Of the 84 volunteers, 75 (89%) completed the study, of whom 68% were women. Their average (median) age was 27 years.

  • BPA was detected in 77% of samples after fresh soup consumption and 100% of samples after canned soup consumption.
  • The average concentration of BPA was given in micrograms, or ‘μg’. There are 1,000,000 μg in 1 gram. BPA concentration was 1.1 μg/L (after fresh soup consumption, and 20.8 μg/L after canned soup consumption.
  • Following canned soup consumption, average urinary BPA concentrations were 22.5 μg/L higher than those measured after a week of fresh soup consumption. This represented a 1,221% increase.

How did the researchers interpret the results?

The researchers say that consuming one serving of canned soup a day over five days was associated with a more than 1,000% increase in levels of urinary BPA. They say that the urinary BPA concentrations observed following canned soup consumption were ‘among the most extreme reported in a non-occupational setting’ (that is, outside situations where people work with BPA). By comparison, they report one recent US health survey as showing only 5% of people in a community sample had BPA levels over 13.0 μg/L.


This small, short-term study has found that eating canned soup for a week seems to be associated with a fairly dramatic ‘peak’ in BPA levels in the urine. Although this is of interest, it should be noted that the study did not look at whether a regular diet of canned soup or other canned goods would result in high long-term levels of BPA in the urine or whether they would have any long-term health effects.

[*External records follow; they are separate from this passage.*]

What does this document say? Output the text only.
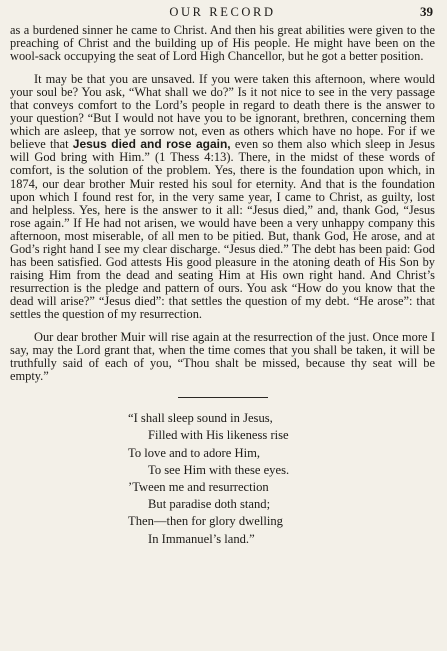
OUR RECORD	39

as a burdened sinner he came to Christ. And then his great abilities were given to the preaching of Christ and the building up of His people. He might have been on the wool-sack occupying the seat of Lord High Chancellor, but he got a better position.

It may be that you are unsaved. If you were taken this afternoon, where would your soul be? You ask, “What shall we do?” Is it not nice to see in the very passage that conveys comfort to the Lord’s people in regard to death there is the answer to your question? “But I would not have you to be ignorant, brethren, concerning them which are asleep, that ye sorrow not, even as others which have no hope. For if we believe that Jesus died and rose again, even so them also which sleep in Jesus will God bring with Him.” (1 Thess 4:13). There, in the midst of these words of comfort, is the solution of the problem. Yes, there is the foundation upon which, in 1874, our dear brother Muir rested his soul for eternity. And that is the foundation upon which I found rest for, in the very same year, I came to Christ, as guilty, lost and helpless. Yes, here is the answer to it all: “Jesus died,” and, thank God, “Jesus rose again.” If He had not arisen, we would have been a very unhappy company this afternoon, most miserable, of all men to be pitied. But, thank God, He arose, and at God’s right hand I see my clear discharge. “Jesus died.” The debt has been paid: God has been satisfied. God attests His good pleasure in the atoning death of His Son by raising Him from the dead and seating Him at His own right hand. And Christ’s resurrection is the pledge and pattern of ours. You ask “How do you know that the dead will arise?” “Jesus died”: that settles the question of my debt. “He arose”: that settles the question of my resurrection.

Our dear brother Muir will rise again at the resurrection of the just. Once more I say, may the Lord grant that, when the time comes that you shall be taken, it will be truthfully said of each of you, “Thou shalt be missed, because thy seat will be empty.”

“I shall sleep sound in Jesus,
Filled with His likeness rise
To love and to adore Him,
To see Him with these eyes.
’Tween me and resurrection
But paradise doth stand;
Then—then for glory dwelling
In Immanuel’s land.”
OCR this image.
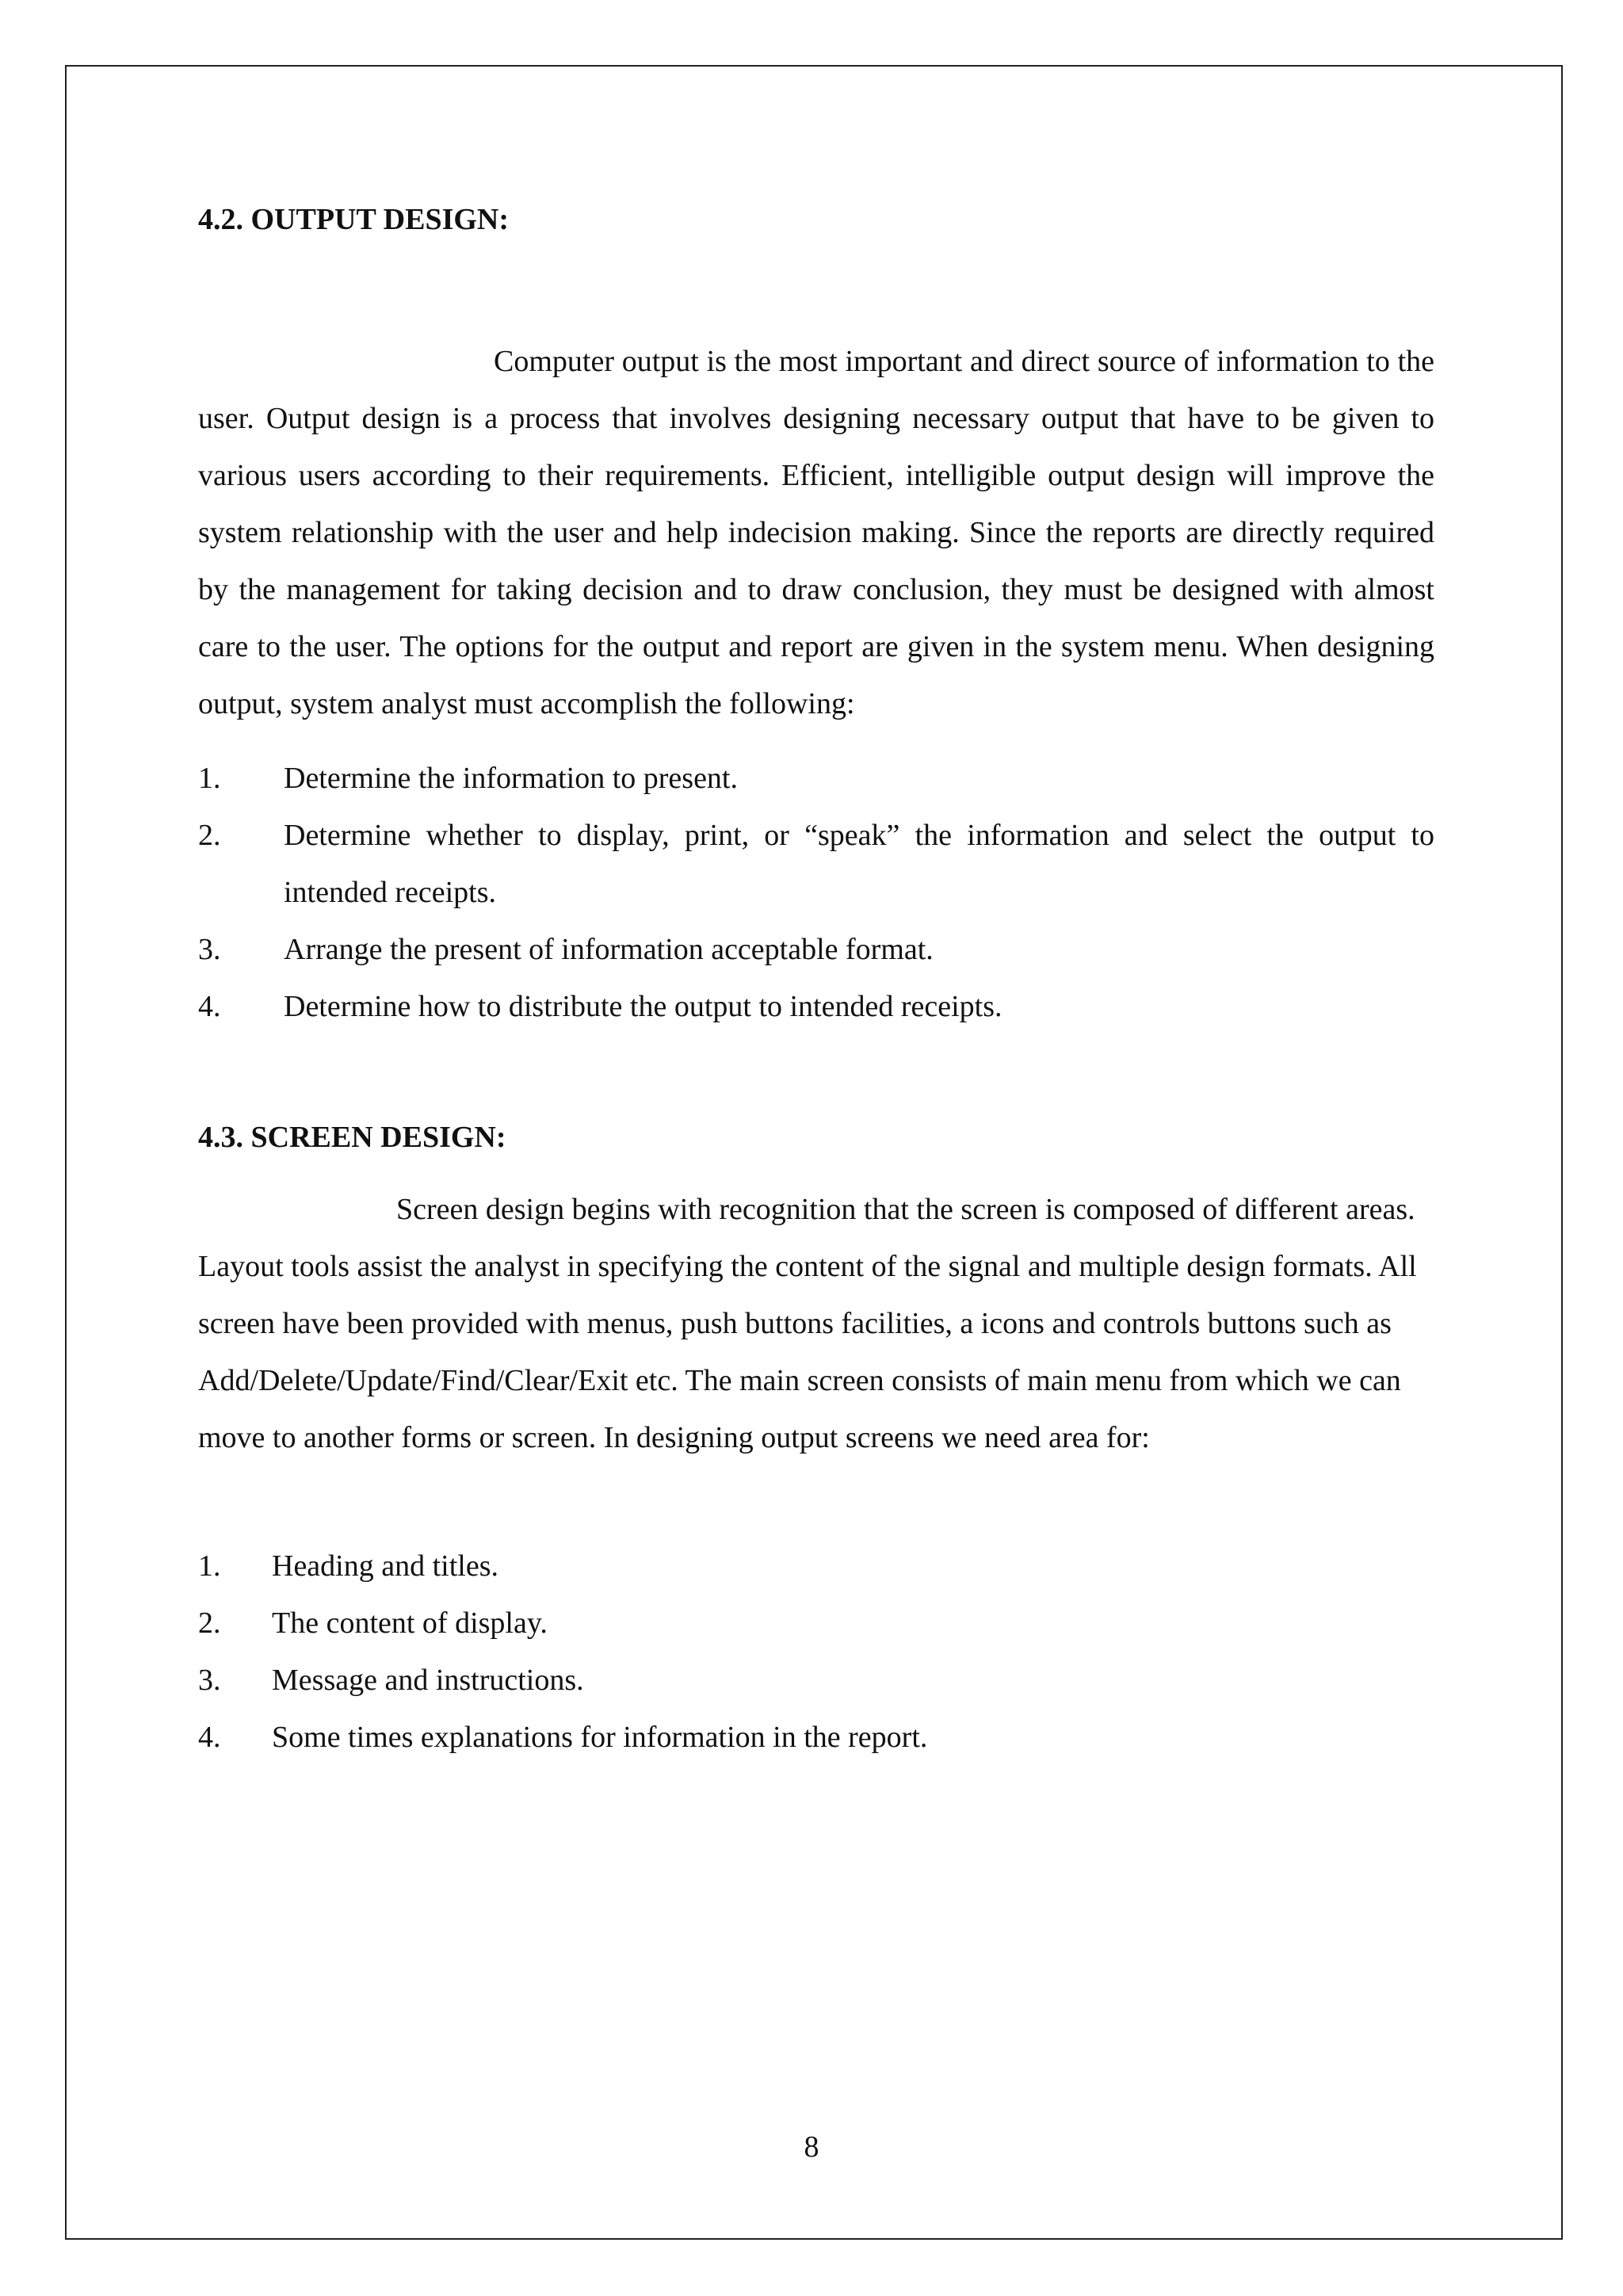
4.2. OUTPUT DESIGN:

Computer output is the most important and direct source of information to the user. Output design is a process that involves designing necessary output that have to be given to various users according to their requirements. Efficient, intelligible output design will improve the system relationship with the user and help indecision making. Since the reports are directly required by the management for taking decision and to draw conclusion, they must be designed with almost care to the user. The options for the output and report are given in the system menu. When designing output, system analyst must accomplish the following:

1. Determine the information to present.
2. Determine whether to display, print, or “speak” the information and select the output to intended receipts.
3. Arrange the present of information acceptable format.
4. Determine how to distribute the output to intended receipts.
4.3. SCREEN DESIGN:

Screen design begins with recognition that the screen is composed of different areas. Layout tools assist the analyst in specifying the content of the signal and multiple design formats. All screen have been provided with menus, push buttons facilities, a icons and controls buttons such as Add/Delete/Update/Find/Clear/Exit etc. The main screen consists of main menu from which we can move to another forms or screen. In designing output screens we need area for:

1. Heading and titles.
2. The content of display.
3. Message and instructions.
4. Some times explanations for information in the report.
8
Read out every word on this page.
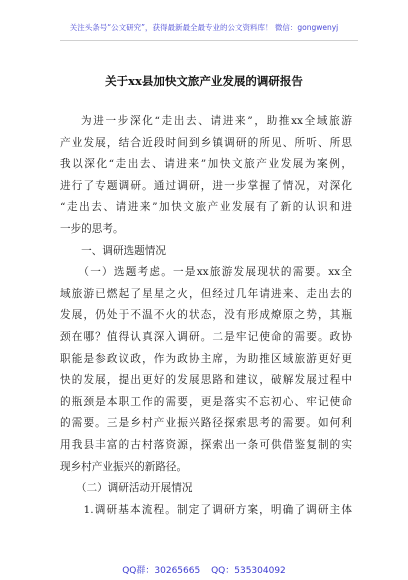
关注头条号“公文研究”，获得最新最全最专业的公文资料库！ 微信：gongwenyj
关于xx县加快文旅产业发展的调研报告
为进一步深化“走出去、请进来”，助推xx全域旅游
产业发展，结合近段时间到乡镇调研的所见、所听、所思
我以深化“走出去、请进来”加快文旅产业发展为案例，
进行了专题调研。通过调研，进一步掌握了情况，对深化
“走出去、请进来”加快文旅产业发展有了新的认识和进
一步的思考。
　　一、调研选题情况
　　（一）选题考虑。一是xx旅游发展现状的需要。xx全
域旅游已燃起了星星之火，但经过几年请进来、走出去的
发展，仍处于不温不火的状态，没有形成燎原之势，其瓶
颈在哪？值得认真深入调研。二是牢记使命的需要。政协
职能是参政议政，作为政协主席，为助推区域旅游更好更
快的发展，提出更好的发展思路和建议，破解发展过程中
的瓶颈是本职工作的需要，更是落实不忘初心、牢记使命
的需要。三是乡村产业振兴路径探索思考的需要。如何利
用我县丰富的古村落资源，探索出一条可供借鉴复制的实
现乡村产业振兴的新路径。
　　（二）调研活动开展情况
　　1.调研基本流程。制定了调研方案，明确了调研主体
QQ群：30265665 QQ：535304092
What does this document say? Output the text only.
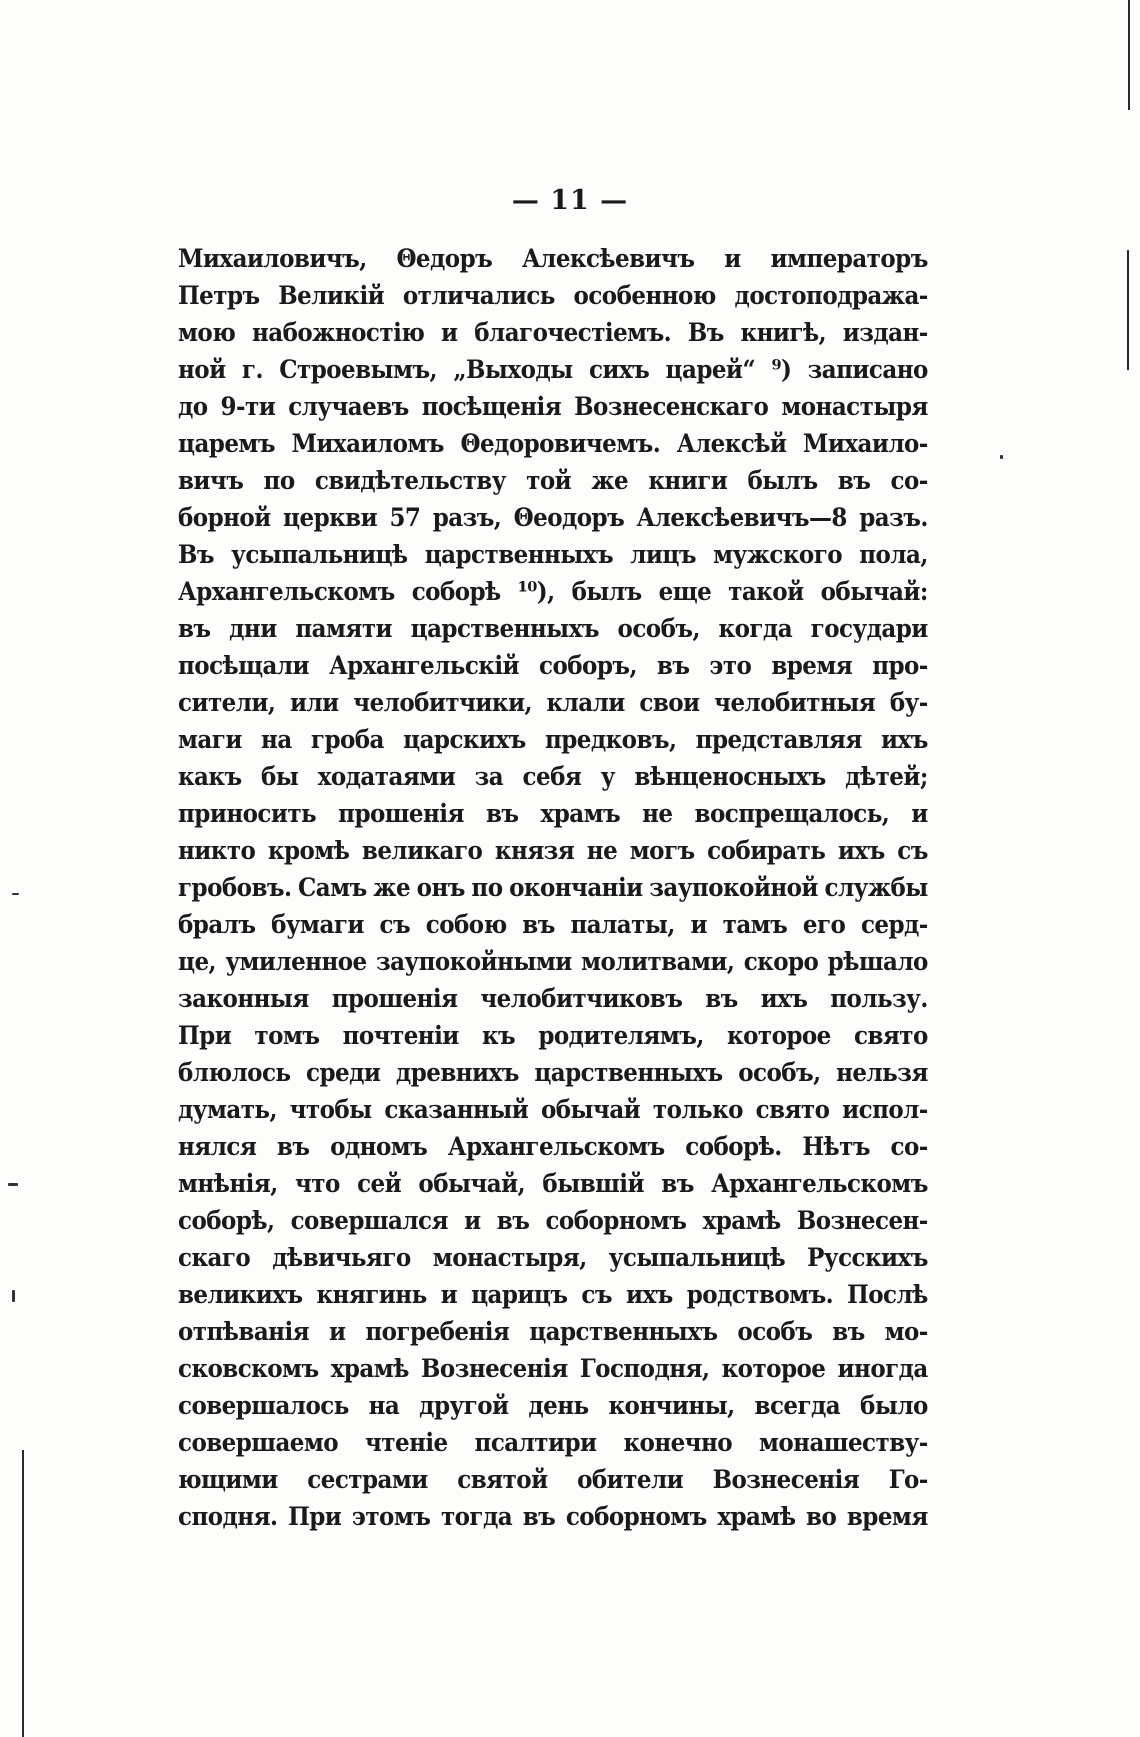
— 11 —
Михаиловичъ, Θедоръ Алексѣевичъ и императоръ
Петръ Великій отличались особенною достоподража-
мою набожностію и благочестіемъ. Въ книгѣ, издан-
ной г. Строевымъ, „Выходы сихъ царей“ ⁹) записано
до 9-ти случаевъ посѣщенія Вознесенскаго монастыря
царемъ Михаиломъ Θедоровичемъ. Алексѣй Михаило-
вичъ по свидѣтельству той же книги былъ въ со-
борной церкви 57 разъ, Θеодоръ Алексѣевичъ—8 разъ.
Въ усыпальницѣ царственныхъ лицъ мужского пола,
Архангельскомъ соборѣ ¹⁰), былъ еще такой обычай:
въ дни памяти царственныхъ особъ, когда государи
посѣщали Архангельскій соборъ, въ это время про-
сители, или челобитчики, клали свои челобитныя бу-
маги на гроба царскихъ предковъ, представляя ихъ
какъ бы ходатаями за себя у вѣнценосныхъ дѣтей;
приносить прошенія въ храмъ не воспрещалось, и
никто кромѣ великаго князя не могъ собирать ихъ съ
гробовъ. Самъ же онъ по окончаніи заупокойной службы
бралъ бумаги съ собою въ палаты, и тамъ его серд-
це, умиленное заупокойными молитвами, скоро рѣшало
законныя прошенія челобитчиковъ въ ихъ пользу.
При томъ почтеніи къ родителямъ, которое свято
блюлось среди древнихъ царственныхъ особъ, нельзя
думать, чтобы сказанный обычай только свято испол-
нялся въ одномъ Архангельскомъ соборѣ. Нѣтъ со-
мнѣнія, что сей обычай, бывшій въ Архангельскомъ
соборѣ, совершался и въ соборномъ храмѣ Вознесен-
скаго дѣвичьяго монастыря, усыпальницѣ Русскихъ
великихъ княгинь и царицъ съ ихъ родствомъ. Послѣ
отпѣванія и погребенія царственныхъ особъ въ мо-
сковскомъ храмѣ Вознесенія Господня, которое иногда
совершалось на другой день кончины, всегда было
совершаемо чтеніе псалтири конечно монашеству-
ющими сестрами святой обители Вознесенія Го-
сподня. При этомъ тогда въ соборномъ храмѣ во время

Some points to consider about this study:

  • It only looked at one brand of soup so it is uncertain if the results apply to other brands and other tinned foods. The authors say they expect other canned goods with high levels of BPA to produce the same results.
  • It involved a selected population of staff and students at one school, so it is unclear if the results could be generalised to other groups.
  • The study does not look at any health impact from increased consumption of BPA or from the level consumed by people eating tinned soup is actually harmful.
  • The participants were not restricted in what else they could eat, so there is the possibility that their diet outside the trial may have influenced the results. However, given the large disparity between consumers of tinned and fresh soup, it does seem unlikely that this external food consumption was behind the result, but it could certainly have played a contributing role.

Nevertheless, the findings suggest that BPA can leach from cans into food, and will doubtless be studied further by scientists involved in monitoring the safety of food products.

The FSA says that BPA is known to have ‘weak oestrogenic effects’, as well as reproductive and developmental effects, and that it could be an ‘endocrine disrupter’ – a chemical that interacts with hormone systems. However, despite there being evidence that some wildlife species have been affected by endocrine disrupters, there is so far no conclusive evidence linking them to harmful effects on human reproductive health.

The FSA advice at present is that levels of BPA found in food are not considered harmful. The agency says that independent experts have worked out how much BPA we can consume over a lifetime without coming to any harm, and that the amount absorbed from food and drink is significantly below this level.

Independent studies have found that even when consumed at high levels, BPA is rapidly absorbed, detoxified and eliminated from the body, and therefore is not a health concern.